There’s also no need for it to mimic the tropes of hetero-centric cinema. Indeed, it derives considerable effect by setting up our expectations – learned from the nostalgic classics so long embraced by queer culture – only to undermine them, such as with a “meet-cute” romantic subplot that takes an awkward (and messy) twist, or any number of “big break” scenarios which fizzle out and go nowhere. These details play out with a good deal of humor, but they also underscore the ironic gap between the glossy sentimentality stirred by the film’s silver-toned cinematography and the world-wise savvy reflected in a plot largely driven by the unexpected curves that real life continually throws our way.

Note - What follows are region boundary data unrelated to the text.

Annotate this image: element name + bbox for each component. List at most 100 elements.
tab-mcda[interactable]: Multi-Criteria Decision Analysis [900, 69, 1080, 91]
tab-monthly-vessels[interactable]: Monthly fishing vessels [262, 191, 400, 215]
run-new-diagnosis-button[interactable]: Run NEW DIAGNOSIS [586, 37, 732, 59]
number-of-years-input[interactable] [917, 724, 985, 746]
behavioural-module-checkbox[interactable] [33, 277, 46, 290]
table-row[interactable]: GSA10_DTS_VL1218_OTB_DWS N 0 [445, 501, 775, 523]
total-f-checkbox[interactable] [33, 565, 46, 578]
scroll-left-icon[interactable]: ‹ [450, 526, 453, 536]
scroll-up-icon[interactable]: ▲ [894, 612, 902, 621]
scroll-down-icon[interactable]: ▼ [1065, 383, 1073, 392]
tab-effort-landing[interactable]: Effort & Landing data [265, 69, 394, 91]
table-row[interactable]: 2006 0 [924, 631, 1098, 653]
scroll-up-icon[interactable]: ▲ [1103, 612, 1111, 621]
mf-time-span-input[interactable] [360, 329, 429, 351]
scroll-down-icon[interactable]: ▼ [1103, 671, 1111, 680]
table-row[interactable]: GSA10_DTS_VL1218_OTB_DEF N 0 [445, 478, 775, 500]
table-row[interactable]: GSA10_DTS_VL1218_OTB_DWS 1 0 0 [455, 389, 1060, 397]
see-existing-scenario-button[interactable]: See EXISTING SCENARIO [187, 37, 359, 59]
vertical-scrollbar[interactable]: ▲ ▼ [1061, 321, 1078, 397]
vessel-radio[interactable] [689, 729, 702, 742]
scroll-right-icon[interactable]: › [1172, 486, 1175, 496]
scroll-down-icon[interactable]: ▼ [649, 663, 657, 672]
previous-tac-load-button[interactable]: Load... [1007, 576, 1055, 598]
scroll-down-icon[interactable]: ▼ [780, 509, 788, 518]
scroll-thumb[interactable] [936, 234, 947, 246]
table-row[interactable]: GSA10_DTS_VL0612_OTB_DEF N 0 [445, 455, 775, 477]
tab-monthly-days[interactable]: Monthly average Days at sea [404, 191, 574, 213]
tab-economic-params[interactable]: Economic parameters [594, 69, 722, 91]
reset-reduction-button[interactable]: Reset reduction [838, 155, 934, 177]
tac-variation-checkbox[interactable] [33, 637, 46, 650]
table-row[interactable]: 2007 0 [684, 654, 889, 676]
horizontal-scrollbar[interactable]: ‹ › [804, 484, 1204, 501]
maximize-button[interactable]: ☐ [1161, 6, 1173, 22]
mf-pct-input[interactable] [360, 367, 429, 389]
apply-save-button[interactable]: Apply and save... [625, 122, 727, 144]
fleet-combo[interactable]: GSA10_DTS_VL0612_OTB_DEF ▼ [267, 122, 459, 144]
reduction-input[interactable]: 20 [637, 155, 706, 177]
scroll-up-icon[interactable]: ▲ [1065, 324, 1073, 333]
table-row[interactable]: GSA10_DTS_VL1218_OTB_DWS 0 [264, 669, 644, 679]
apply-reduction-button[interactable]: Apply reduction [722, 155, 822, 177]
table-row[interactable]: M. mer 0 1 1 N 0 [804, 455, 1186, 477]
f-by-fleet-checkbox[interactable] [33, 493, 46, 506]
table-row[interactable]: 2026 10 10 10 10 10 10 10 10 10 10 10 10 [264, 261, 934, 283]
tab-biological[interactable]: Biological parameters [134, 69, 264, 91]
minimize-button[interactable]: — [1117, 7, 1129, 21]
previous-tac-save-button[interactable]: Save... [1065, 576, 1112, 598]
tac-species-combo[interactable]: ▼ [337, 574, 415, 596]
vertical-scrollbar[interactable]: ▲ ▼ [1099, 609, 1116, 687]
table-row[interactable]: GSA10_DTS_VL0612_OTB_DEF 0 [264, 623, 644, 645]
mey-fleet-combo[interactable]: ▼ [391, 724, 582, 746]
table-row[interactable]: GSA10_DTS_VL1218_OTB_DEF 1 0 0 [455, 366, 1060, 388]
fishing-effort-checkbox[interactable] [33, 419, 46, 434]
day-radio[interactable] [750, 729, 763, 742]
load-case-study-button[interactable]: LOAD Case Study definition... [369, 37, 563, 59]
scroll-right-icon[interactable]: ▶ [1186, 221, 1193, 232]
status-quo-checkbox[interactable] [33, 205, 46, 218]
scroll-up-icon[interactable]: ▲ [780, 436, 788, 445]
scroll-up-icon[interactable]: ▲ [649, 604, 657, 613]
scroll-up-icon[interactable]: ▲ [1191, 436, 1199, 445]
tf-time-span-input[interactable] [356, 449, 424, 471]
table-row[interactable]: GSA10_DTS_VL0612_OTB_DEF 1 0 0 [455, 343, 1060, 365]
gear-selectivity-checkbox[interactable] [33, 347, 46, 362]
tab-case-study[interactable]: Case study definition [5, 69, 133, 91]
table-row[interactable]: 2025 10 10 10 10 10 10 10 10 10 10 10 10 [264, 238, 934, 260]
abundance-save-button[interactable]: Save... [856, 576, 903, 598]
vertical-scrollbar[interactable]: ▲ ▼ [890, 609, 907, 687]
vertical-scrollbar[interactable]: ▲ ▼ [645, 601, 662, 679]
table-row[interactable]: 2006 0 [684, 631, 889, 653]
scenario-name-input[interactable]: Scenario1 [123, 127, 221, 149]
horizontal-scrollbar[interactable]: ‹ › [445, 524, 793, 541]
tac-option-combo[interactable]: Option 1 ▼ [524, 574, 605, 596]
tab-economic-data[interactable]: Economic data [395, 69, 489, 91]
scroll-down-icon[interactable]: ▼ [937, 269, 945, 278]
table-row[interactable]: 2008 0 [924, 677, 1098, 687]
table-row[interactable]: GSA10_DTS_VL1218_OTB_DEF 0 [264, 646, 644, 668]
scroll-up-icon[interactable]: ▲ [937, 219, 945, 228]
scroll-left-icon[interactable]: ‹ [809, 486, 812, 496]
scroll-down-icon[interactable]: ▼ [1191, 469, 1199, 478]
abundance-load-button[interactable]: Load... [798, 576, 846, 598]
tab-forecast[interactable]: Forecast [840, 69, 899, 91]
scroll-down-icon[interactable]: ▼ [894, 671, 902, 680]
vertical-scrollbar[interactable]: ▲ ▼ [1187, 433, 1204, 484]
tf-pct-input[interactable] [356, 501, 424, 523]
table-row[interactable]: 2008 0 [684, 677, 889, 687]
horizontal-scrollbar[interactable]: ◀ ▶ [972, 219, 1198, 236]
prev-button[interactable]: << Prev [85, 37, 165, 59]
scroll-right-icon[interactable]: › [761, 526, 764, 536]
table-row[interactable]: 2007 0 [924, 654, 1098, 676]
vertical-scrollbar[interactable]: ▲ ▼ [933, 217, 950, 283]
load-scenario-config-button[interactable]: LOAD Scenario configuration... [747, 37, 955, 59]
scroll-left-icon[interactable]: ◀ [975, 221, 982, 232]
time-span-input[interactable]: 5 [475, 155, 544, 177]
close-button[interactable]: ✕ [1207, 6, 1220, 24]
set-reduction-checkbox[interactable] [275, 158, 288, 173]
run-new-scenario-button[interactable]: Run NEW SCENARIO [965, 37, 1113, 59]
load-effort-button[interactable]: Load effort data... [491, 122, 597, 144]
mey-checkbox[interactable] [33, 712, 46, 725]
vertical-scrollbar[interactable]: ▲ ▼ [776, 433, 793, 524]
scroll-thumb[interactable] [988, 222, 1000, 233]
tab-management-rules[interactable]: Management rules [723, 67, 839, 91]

There are things about “Chrissy Judy” we could quibble over – do we really need that many shots of makeup and hair being removed and applied in mirrors to represent Judy’s continual evolution? Even so, it succeeds in getting past the “drag” of drag and telling a story about a core human experience – the changes in our loves and our lives as we continue to grow, and the challenges of holding onto a relationship as those changes pull us further apart – with tenderness, candor, empathy, and a warm-if-sometimes-caustic sense of humor. Best of all, it manages to do all this without sacrificing its own proud sense of LGBTQ+ identity.
In a time when so much queer entertainment is marked by a self-conscious effort to curate our community’s cultural experience for the world at large, it’s refreshing to see something that allows itself simply to be queer.